According to Carphone Warehouse most teenagers would rather give up sex than their mobile phones.
One of the problems of growing older is that you know from experience that the old lose touch with the world, and therefore you know it must be happening to you, but you're not sure how.
It's not the intelligence that diminishes so much. It's that the human brain is very good at loading culture (all the non-biological stuff that was not part of you when you were born but is now) but not so good at erasing it. This is not a design flaw. A huge part of the brain would have to be devoted to working out what should be dumped, and how the mind should restructure itself to deal with the absences. Much more effective to use the whole brain to load and run culture; it's a big thing the brain, and by the time it's full the body will be fairly clapped anyway.
But that's why old people can't quite mesh up with the modern world, language and thought-wise, and why teenagers tend to sigh a lot and shake their heads. It doesn't matter to teenagers of course, and it shouldn't really matter to us, who should be getting ready to go, in our own good time.
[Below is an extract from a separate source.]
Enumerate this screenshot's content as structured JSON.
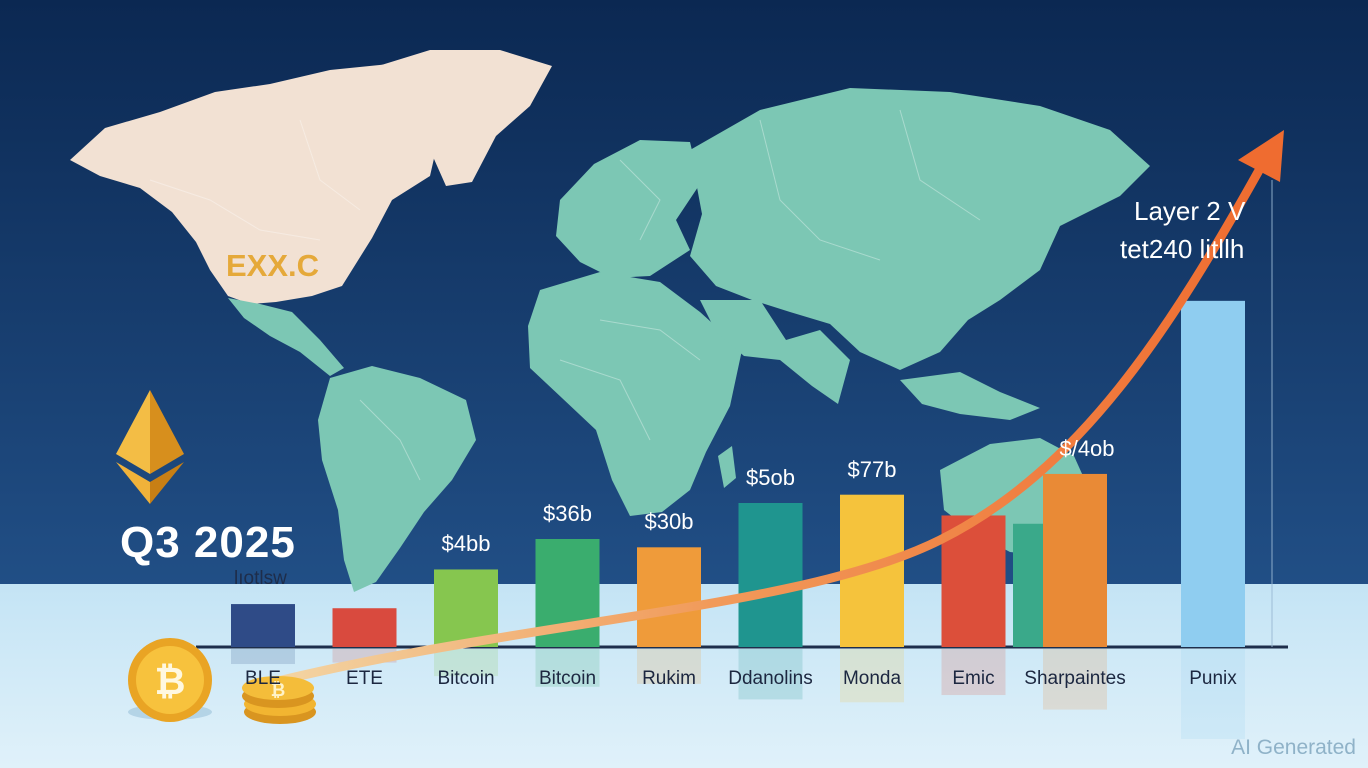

Mobile phones are a clear site of the kind of evolution which leaves us fading into the past. They have transformed human culture in a couple of generations. For me a mobile phone is just a fixed phone that works anywhere. But to the young the mobile phone is a whole inner universe, and their interaction with the world, its connections and its potential, their inner picture of what human life is, is as different from mine as mine is from my parents', who never really knew what a computer was.
I can try to imagine what this virtual world which you can only enter through the practised and evolved use of the mobile phone is like, but I will be wrong, completely wrong.
Today on the bus I watched a young woman hold up her mobile for her mother, a large woman, more butcher's slab than catwalk, to do something fascinating but repellent with her nose stud in. As in a mirror. When there were mirrors.